What began in August with the seizure of SGD1 billion (US$740.4 million) has now ballooned into a much larger operation. Authorities have confiscated over SGD2.4 billion (US$1.75 billion) in cash and assets, as the web of illicit activity stretches further.
Investigators say many of the suspects allegedly pursued Singaporean citizenship to support illegal gambling and laundering operations. As the Singapore money laundering scandal unfolds, nearly every lead uncovers another layer of the criminal enterprise.
Singapore Banks Increase Scrutiny
Singaporean banks are ramping up efforts to trace the full extent of the scandal. While initial investigations focused on local actors, banks are now taking a closer look at clients from China—particularly those who opened accounts using passports from third countries.
Local media reports reveal financial institutions are scrutinizing customers with Chinese backgrounds and individuals holding passports from countries such as Vanuatu, the Dominican Republic, Cyprus, Cambodia, and Turkey—all flagged by authorities during the early stages of the investigation.
At least one major bank has reportedly closed accounts linked to passport holders from these high-risk nations.
The initial crackdown, which involved over 400 police officers, resulted in the arrest of 10 foreign nationals—several holding Chinese passports. More arrests have followed, and with banks now fully cooperating, investigators expect the case to widen.
Financial Boom Meets Regulatory Backlash
Singapore’s reputation as a global financial hub attracted massive foreign capital in recent years. In 2021, assets under management jumped 16% year-on-year to SGD5.4 trillion (US$3.95 trillion), surpassing the global average increase of 12%, according to Reuters.
But the Singapore money laundering scandal may cause foreign investor confidence to waver. Increased scrutiny and tighter regulations could slow the inflow of international funds as banks impose stricter due diligence.
Real Estate and Regulatory Oversight
The fallout is also being felt in real estate. The Council for Estate Agencies (CEA), Singapore’s real estate watchdog, has pledged to assist in the investigation. Property has long been a common vehicle for laundering illicit funds, and developers are now under pressure to perform more rigorous checks.
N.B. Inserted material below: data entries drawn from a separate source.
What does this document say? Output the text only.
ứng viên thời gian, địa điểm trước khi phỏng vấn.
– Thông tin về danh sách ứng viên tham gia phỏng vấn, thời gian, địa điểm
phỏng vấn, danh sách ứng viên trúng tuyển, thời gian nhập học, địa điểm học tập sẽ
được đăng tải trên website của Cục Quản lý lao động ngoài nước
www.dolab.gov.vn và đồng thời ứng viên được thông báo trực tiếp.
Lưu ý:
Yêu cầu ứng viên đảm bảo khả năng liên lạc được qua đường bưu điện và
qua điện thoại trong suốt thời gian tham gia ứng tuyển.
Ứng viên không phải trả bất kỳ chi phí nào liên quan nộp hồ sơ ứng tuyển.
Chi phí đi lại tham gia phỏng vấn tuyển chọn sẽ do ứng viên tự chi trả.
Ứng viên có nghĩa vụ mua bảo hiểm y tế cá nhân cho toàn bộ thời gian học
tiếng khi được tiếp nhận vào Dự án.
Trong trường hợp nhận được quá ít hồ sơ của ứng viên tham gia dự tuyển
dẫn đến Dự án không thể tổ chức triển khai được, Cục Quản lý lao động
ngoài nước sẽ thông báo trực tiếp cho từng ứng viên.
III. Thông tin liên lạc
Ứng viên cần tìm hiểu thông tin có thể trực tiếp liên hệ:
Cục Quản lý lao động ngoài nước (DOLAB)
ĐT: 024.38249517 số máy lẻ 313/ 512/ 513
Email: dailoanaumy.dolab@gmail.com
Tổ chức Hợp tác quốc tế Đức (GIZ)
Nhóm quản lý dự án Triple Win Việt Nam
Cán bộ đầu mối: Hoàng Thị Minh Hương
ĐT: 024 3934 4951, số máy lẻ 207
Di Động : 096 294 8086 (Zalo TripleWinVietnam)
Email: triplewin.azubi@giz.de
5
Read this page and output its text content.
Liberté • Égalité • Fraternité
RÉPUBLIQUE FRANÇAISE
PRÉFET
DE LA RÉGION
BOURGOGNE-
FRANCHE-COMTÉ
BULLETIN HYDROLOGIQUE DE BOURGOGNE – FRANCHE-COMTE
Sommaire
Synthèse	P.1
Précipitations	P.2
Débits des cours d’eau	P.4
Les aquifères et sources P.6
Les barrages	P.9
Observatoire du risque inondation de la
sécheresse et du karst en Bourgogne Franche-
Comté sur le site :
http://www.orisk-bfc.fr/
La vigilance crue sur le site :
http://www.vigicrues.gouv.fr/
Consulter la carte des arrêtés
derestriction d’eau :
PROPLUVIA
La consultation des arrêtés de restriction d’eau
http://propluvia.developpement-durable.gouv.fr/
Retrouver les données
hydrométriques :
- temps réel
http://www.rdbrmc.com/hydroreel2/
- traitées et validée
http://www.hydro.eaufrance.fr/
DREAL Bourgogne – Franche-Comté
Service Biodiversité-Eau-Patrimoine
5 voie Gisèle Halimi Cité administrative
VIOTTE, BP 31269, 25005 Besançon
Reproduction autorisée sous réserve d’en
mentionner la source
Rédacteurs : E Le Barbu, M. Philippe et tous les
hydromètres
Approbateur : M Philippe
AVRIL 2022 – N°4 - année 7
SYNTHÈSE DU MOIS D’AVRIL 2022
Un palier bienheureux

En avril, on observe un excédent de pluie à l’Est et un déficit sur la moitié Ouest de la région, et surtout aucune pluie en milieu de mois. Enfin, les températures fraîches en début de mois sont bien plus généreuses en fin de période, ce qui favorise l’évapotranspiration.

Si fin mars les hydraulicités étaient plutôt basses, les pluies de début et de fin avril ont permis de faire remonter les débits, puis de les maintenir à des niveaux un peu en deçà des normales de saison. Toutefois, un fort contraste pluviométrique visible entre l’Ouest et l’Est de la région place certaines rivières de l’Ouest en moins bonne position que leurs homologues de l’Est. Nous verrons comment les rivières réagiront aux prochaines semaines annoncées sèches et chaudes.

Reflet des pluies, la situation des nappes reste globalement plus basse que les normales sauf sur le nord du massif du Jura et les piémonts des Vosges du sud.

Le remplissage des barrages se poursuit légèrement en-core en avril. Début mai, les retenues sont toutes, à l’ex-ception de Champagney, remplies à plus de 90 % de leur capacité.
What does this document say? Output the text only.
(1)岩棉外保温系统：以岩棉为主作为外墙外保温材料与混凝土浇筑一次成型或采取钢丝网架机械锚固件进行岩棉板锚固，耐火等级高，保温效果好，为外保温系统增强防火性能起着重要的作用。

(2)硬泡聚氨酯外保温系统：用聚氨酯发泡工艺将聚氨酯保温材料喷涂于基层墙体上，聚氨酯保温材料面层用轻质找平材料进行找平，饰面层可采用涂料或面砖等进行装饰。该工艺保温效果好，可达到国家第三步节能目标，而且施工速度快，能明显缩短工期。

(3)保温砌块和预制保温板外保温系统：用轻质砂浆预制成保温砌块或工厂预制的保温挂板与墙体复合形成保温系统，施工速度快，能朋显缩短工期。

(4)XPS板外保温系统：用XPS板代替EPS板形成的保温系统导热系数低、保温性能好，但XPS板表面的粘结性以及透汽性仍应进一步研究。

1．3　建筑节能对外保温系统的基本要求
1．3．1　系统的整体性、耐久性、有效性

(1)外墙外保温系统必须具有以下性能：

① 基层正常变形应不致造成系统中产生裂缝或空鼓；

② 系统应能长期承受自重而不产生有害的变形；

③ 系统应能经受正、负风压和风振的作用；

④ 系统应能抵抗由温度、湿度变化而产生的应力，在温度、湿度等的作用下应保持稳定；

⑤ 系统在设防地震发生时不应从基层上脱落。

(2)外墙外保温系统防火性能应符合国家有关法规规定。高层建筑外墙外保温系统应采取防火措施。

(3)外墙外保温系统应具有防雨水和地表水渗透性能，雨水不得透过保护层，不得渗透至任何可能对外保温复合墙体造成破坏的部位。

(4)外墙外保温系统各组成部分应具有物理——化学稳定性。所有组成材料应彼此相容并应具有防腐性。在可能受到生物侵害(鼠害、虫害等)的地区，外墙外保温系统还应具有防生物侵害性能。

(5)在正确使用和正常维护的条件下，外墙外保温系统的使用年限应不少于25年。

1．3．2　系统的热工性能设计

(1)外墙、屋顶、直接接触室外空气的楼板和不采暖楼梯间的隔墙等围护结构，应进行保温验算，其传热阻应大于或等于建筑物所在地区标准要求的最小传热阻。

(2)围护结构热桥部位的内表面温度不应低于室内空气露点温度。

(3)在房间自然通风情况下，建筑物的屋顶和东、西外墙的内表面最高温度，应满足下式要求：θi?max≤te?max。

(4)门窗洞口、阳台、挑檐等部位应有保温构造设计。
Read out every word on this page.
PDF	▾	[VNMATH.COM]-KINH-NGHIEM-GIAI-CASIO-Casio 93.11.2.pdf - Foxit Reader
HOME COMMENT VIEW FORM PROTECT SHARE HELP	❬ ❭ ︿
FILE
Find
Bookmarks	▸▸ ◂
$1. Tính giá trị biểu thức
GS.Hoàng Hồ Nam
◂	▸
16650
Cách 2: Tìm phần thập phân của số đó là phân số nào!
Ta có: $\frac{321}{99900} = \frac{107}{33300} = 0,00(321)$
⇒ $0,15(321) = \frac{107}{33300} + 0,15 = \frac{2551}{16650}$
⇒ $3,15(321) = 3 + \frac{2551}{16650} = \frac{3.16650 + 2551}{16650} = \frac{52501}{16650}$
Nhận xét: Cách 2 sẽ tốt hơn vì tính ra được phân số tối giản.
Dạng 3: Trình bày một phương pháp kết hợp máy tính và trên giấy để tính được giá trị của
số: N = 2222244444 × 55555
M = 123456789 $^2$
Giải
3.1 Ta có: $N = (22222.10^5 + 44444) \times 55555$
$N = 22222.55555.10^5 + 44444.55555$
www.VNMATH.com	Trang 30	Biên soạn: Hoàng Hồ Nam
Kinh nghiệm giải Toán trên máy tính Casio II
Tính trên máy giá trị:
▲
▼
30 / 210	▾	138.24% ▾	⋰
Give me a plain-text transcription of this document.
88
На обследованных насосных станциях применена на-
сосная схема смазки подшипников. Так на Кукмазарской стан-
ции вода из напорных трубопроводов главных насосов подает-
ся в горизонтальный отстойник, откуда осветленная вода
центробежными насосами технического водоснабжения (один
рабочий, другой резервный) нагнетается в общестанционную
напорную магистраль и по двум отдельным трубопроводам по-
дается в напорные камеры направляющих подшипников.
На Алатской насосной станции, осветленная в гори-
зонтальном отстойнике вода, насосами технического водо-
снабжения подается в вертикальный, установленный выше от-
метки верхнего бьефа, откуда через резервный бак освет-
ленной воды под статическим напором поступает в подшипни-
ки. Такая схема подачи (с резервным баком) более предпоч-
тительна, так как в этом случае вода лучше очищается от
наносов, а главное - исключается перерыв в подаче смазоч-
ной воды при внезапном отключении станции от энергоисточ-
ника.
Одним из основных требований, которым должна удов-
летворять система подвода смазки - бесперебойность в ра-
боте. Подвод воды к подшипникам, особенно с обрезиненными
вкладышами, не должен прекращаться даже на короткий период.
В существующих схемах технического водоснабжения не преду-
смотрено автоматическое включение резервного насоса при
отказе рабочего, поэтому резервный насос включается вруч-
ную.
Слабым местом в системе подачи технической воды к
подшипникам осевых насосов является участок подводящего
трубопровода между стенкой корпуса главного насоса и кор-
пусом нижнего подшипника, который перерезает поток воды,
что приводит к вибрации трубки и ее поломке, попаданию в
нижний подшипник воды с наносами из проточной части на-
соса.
In June, Singapore rolled out new regulations requiring developers to conduct enhanced due diligence and flag suspicious behavior—such as buyers attempting to pay in large amounts of cash.
This new digital platform allows banks to share data on suspicious accounts and transactions more effectively.
More to Come
As the investigation deepens, Singapore faces growing pressure to strengthen its financial safeguards. Banks, real estate agents, and regulators are now at the forefront of an unprecedented national effort to shut down the laundering network—and prevent future abuse of its financial system.